On Thu, 28 Apr 2005, Roger Grosswiler wrote:
We have a nice tool called system-config-securitylevel, why isn't
it possible to indicate some ips or ranges there an click to
"stealth" so, this port is just visible to the indicated
ip-adresses??
Usually with ssh you want it generally accessible. The 'recent'
module is useful though, to slow-down brute force attacks:
# grep ssh-scan /etc/sysconfig/iptables
:ssh-scan - [0:0]
-A infilter -j ssh-scan
-A ssh-scan -p tcp -m tcp --dport 22 -m state --state NEW -m recent --set --name SSH --rsource
-A ssh-scan -p tcp -m tcp --dport 22 -m state --state NEW -m recent --update --seconds 60 --hitcount 8 --rttl --name SSH --rsource -j LOG --log-prefix "SSH Scan: "

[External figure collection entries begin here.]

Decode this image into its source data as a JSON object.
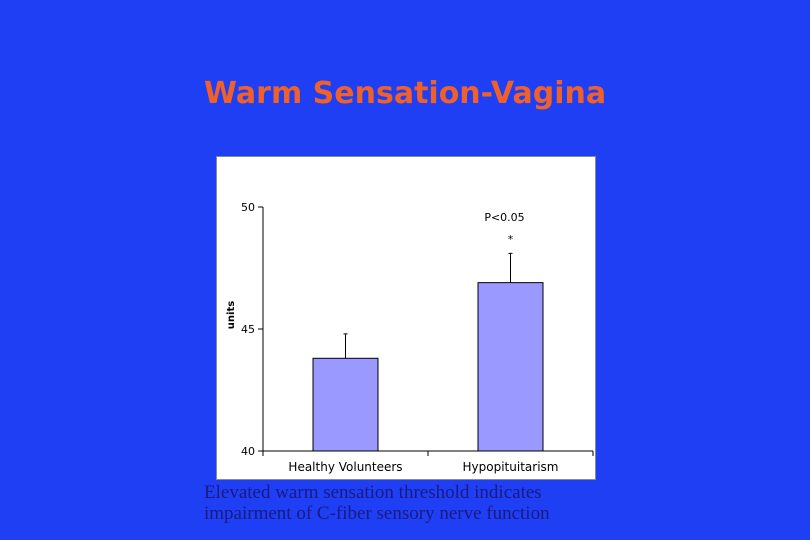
{
  "slide": {
    "title": "Warm Sensation-Vagina",
    "caption_lines": [
      "Elevated warm sensation threshold indicates",
      "impairment of C-fiber sensory nerve function"
    ]
  },
  "colors": {
    "background": "#1f3ff5",
    "title": "#f0602a",
    "bar_fill": "#9999ff",
    "caption": "#1a1a80"
  },
  "chart_data": {
    "type": "bar",
    "categories": [
      "Healthy Volunteers",
      "Hypopituitarism"
    ],
    "values": [
      43.8,
      46.9
    ],
    "errors": [
      1.0,
      1.2
    ],
    "ylabel": "units",
    "ylim": [
      40,
      50
    ],
    "yticks": [
      40,
      45,
      50
    ],
    "annotation": {
      "text": "P<0.05",
      "marker": "*"
    },
    "grid": false
  }
}
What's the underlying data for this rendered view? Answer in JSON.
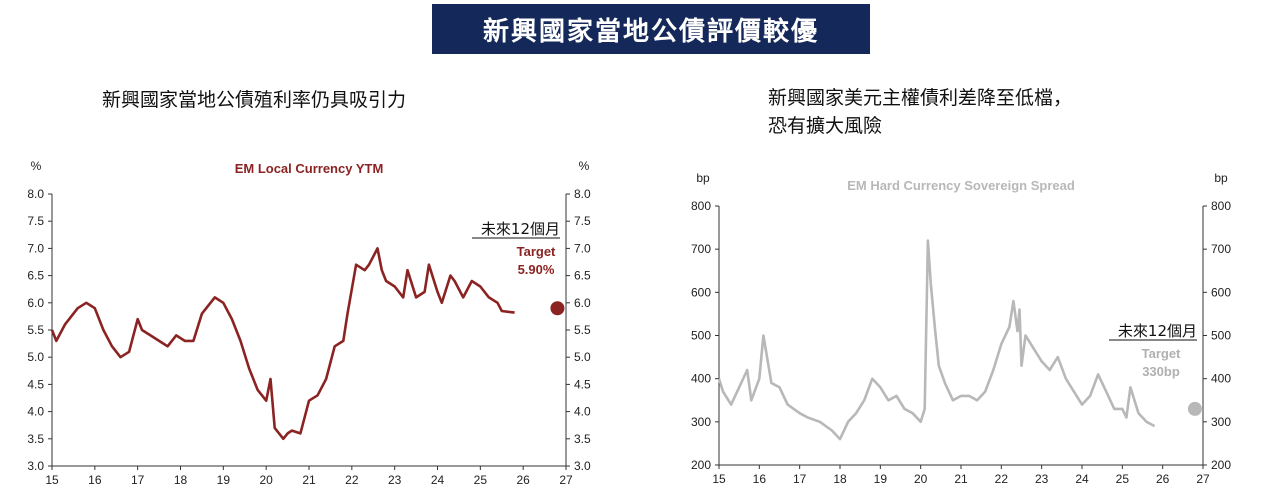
{
  "header": {
    "title": "新興國家當地公債評價較優"
  },
  "left_panel": {
    "subtitle": "新興國家當地公債殖利率仍具吸引力"
  },
  "right_panel": {
    "subtitle_line1": "新興國家美元主權債利差降至低檔，",
    "subtitle_line2": "恐有擴大風險"
  },
  "chart_data": [
    {
      "type": "line",
      "title": "EM Local Currency YTM",
      "unit_left": "%",
      "unit_right": "%",
      "color": "#8b2323",
      "ylim": [
        3.0,
        8.0
      ],
      "yticks": [
        "3.0",
        "3.5",
        "4.0",
        "4.5",
        "5.0",
        "5.5",
        "6.0",
        "6.5",
        "7.0",
        "7.5",
        "8.0"
      ],
      "xlim": [
        15,
        27
      ],
      "xticks": [
        "15",
        "16",
        "17",
        "18",
        "19",
        "20",
        "21",
        "22",
        "23",
        "24",
        "25",
        "26",
        "27"
      ],
      "series": [
        {
          "x": [
            15.0,
            15.1,
            15.3,
            15.5,
            15.6,
            15.8,
            15.9,
            16.0,
            16.2,
            16.4,
            16.6,
            16.8,
            17.0,
            17.1,
            17.3,
            17.5,
            17.7,
            17.9,
            18.1,
            18.3,
            18.5,
            18.7,
            18.8,
            19.0,
            19.2,
            19.4,
            19.6,
            19.8,
            20.0,
            20.1,
            20.2,
            20.4,
            20.5,
            20.6,
            20.8,
            21.0,
            21.2,
            21.4,
            21.6,
            21.8,
            21.9,
            22.1,
            22.3,
            22.4,
            22.6,
            22.7,
            22.8,
            23.0,
            23.2,
            23.3,
            23.5,
            23.7,
            23.8,
            24.0,
            24.1,
            24.3,
            24.4,
            24.6,
            24.8,
            25.0,
            25.2,
            25.4,
            25.5,
            25.8
          ],
          "y": [
            5.5,
            5.3,
            5.6,
            5.8,
            5.9,
            6.0,
            5.95,
            5.9,
            5.5,
            5.2,
            5.0,
            5.1,
            5.7,
            5.5,
            5.4,
            5.3,
            5.2,
            5.4,
            5.3,
            5.3,
            5.8,
            6.0,
            6.1,
            6.0,
            5.7,
            5.3,
            4.8,
            4.4,
            4.2,
            4.6,
            3.7,
            3.5,
            3.6,
            3.65,
            3.6,
            4.2,
            4.3,
            4.6,
            5.2,
            5.3,
            5.8,
            6.7,
            6.6,
            6.7,
            7.0,
            6.6,
            6.4,
            6.3,
            6.1,
            6.6,
            6.1,
            6.2,
            6.7,
            6.2,
            6.0,
            6.5,
            6.4,
            6.1,
            6.4,
            6.3,
            6.1,
            6.0,
            5.85,
            5.82
          ]
        }
      ],
      "annotation": {
        "label": "未來12個月",
        "target_label": "Target",
        "target_value": "5.90%",
        "x": 26.8,
        "y": 5.9
      }
    },
    {
      "type": "line",
      "title": "EM Hard Currency Sovereign Spread",
      "unit_left": "bp",
      "unit_right": "bp",
      "color": "#b8b8b8",
      "ylim": [
        200,
        800
      ],
      "yticks": [
        "200",
        "300",
        "400",
        "500",
        "600",
        "700",
        "800"
      ],
      "xlim": [
        15,
        27
      ],
      "xticks": [
        "15",
        "16",
        "17",
        "18",
        "19",
        "20",
        "21",
        "22",
        "23",
        "24",
        "25",
        "26",
        "27"
      ],
      "series": [
        {
          "x": [
            15.0,
            15.1,
            15.3,
            15.5,
            15.7,
            15.8,
            16.0,
            16.1,
            16.3,
            16.5,
            16.7,
            17.0,
            17.2,
            17.5,
            17.8,
            18.0,
            18.2,
            18.4,
            18.6,
            18.8,
            19.0,
            19.2,
            19.4,
            19.6,
            19.8,
            20.0,
            20.1,
            20.18,
            20.25,
            20.35,
            20.45,
            20.6,
            20.8,
            21.0,
            21.2,
            21.4,
            21.6,
            21.8,
            22.0,
            22.2,
            22.3,
            22.4,
            22.45,
            22.5,
            22.6,
            22.8,
            23.0,
            23.2,
            23.4,
            23.6,
            23.8,
            24.0,
            24.2,
            24.4,
            24.6,
            24.8,
            25.0,
            25.1,
            25.2,
            25.4,
            25.6,
            25.8
          ],
          "y": [
            400,
            370,
            340,
            380,
            420,
            350,
            400,
            500,
            390,
            380,
            340,
            320,
            310,
            300,
            280,
            260,
            300,
            320,
            350,
            400,
            380,
            350,
            360,
            330,
            320,
            300,
            330,
            720,
            620,
            520,
            430,
            390,
            350,
            360,
            360,
            350,
            370,
            420,
            480,
            520,
            580,
            510,
            560,
            430,
            500,
            470,
            440,
            420,
            450,
            400,
            370,
            340,
            360,
            410,
            370,
            330,
            330,
            310,
            380,
            320,
            300,
            290
          ]
        }
      ],
      "annotation": {
        "label": "未來12個月",
        "target_label": "Target",
        "target_value": "330bp",
        "x": 26.8,
        "y": 330
      }
    }
  ]
}
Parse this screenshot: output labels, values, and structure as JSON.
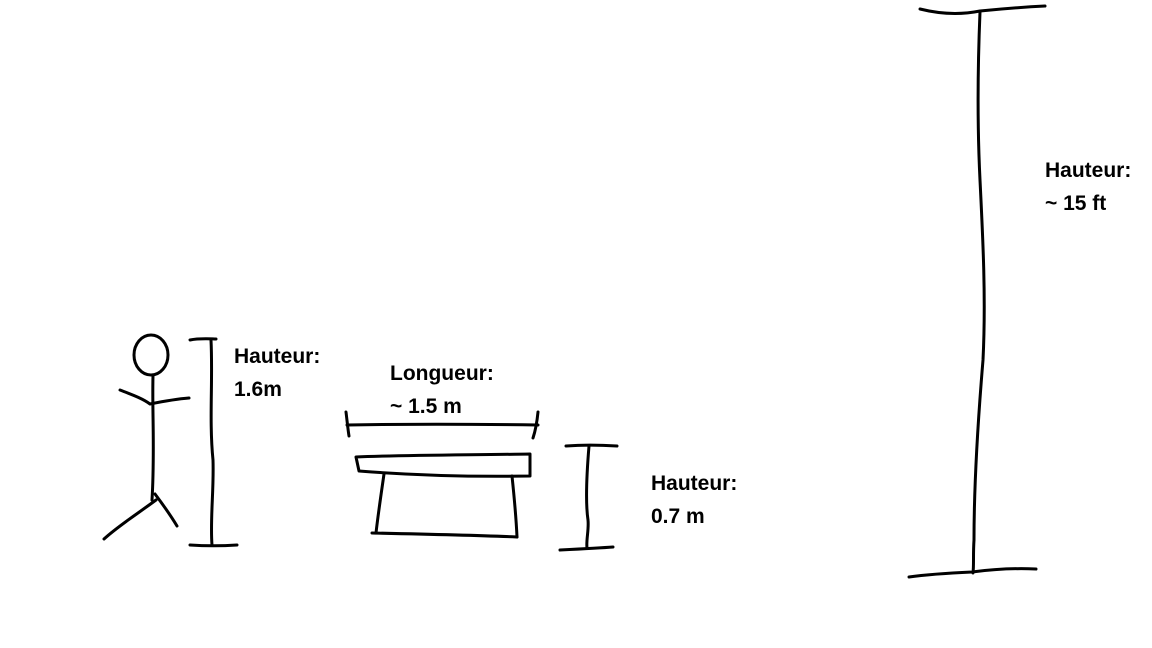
{
  "labels": {
    "person": {
      "title": "Hauteur:",
      "value": "1.6m"
    },
    "table_length": {
      "title": "Longueur:",
      "value": "~ 1.5 m"
    },
    "table_height": {
      "title": "Hauteur:",
      "value": "0.7 m"
    },
    "pole": {
      "title": "Hauteur:",
      "value": "~ 15 ft"
    }
  },
  "colors": {
    "ink": "#000000",
    "background": "#ffffff"
  }
}
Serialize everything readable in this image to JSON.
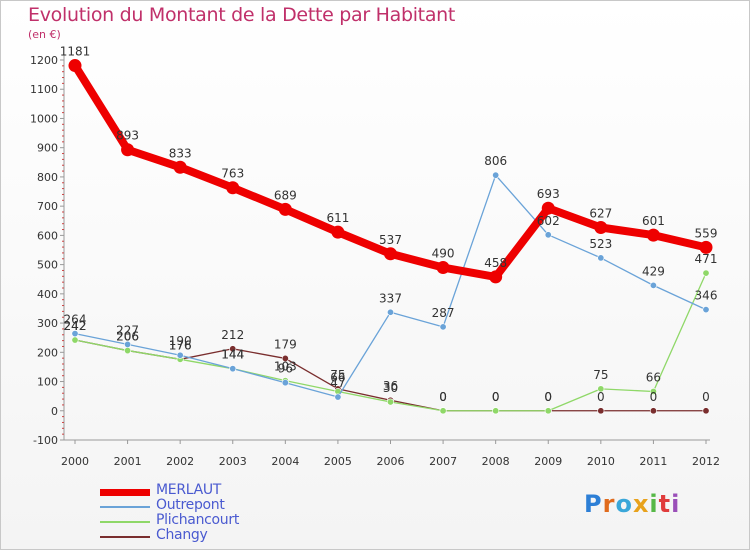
{
  "title": "Evolution du Montant de la Dette par Habitant",
  "subtitle": "(en €)",
  "logo": {
    "text": "Proxiti",
    "letter_colors": [
      "#2d7fd6",
      "#e06b1d",
      "#3aa7d9",
      "#e8a21c",
      "#56b847",
      "#e03c3c",
      "#9a4fb8"
    ]
  },
  "chart_data": {
    "type": "line",
    "title": "Evolution du Montant de la Dette par Habitant",
    "ylabel": "(en €)",
    "xlabel": "",
    "x": [
      "2000",
      "2001",
      "2002",
      "2003",
      "2004",
      "2005",
      "2006",
      "2007",
      "2008",
      "2009",
      "2010",
      "2011",
      "2012"
    ],
    "ylim": [
      -100,
      1200
    ],
    "yticks": [
      -100,
      0,
      100,
      200,
      300,
      400,
      500,
      600,
      700,
      800,
      900,
      1000,
      1100,
      1200
    ],
    "grid": false,
    "legend_position": "bottom-left",
    "series": [
      {
        "name": "MERLAUT",
        "color": "#ee0000",
        "values": [
          1181,
          893,
          833,
          763,
          689,
          611,
          537,
          490,
          458,
          693,
          627,
          601,
          559
        ],
        "labels": [
          "1181",
          "893",
          "833",
          "763",
          "689",
          "611",
          "537",
          "490",
          "458",
          "693",
          "627",
          "601",
          "559"
        ]
      },
      {
        "name": "Outrepont",
        "color": "#6aa3d8",
        "values": [
          264,
          227,
          190,
          144,
          96,
          47,
          337,
          287,
          806,
          602,
          523,
          429,
          346
        ],
        "labels": [
          "264",
          "227",
          "190",
          "144",
          "96",
          "47",
          "337",
          "287",
          "806",
          "602",
          "523",
          "429",
          "346"
        ]
      },
      {
        "name": "Plichancourt",
        "color": "#8fd868",
        "values": [
          242,
          206,
          176,
          144,
          103,
          66,
          30,
          0,
          0,
          0,
          75,
          66,
          471
        ],
        "labels": [
          "242",
          "206",
          "176",
          "144",
          "103",
          "66",
          "30",
          "0",
          "0",
          "0",
          "75",
          "66",
          "471"
        ]
      },
      {
        "name": "Changy",
        "color": "#7a2e2e",
        "values": [
          242,
          206,
          176,
          212,
          179,
          75,
          36,
          0,
          0,
          0,
          0,
          0,
          0
        ],
        "labels": [
          "242",
          "206",
          "176",
          "212",
          "179",
          "75",
          "36",
          "0",
          "0",
          "0",
          "0",
          "0",
          "0"
        ]
      }
    ]
  }
}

-A ssh-scan -p tcp -m tcp --dport 22 -m state --state NEW -m recent --update --seconds 60 --hitcount 8 --rttl --name SSH --rsource -j DROP
(as seen on Debian Planet).
The hitcount parameter probably should be reduced to 3 to 5 though
(I use 8 to filter ssh to a whole subnet).
regards,
--
Paul Jakma paul@xxxxxxxx paul@xxxxxxxxx Key ID: 64A2FF6A
Fortune:
You will lose an important tape file.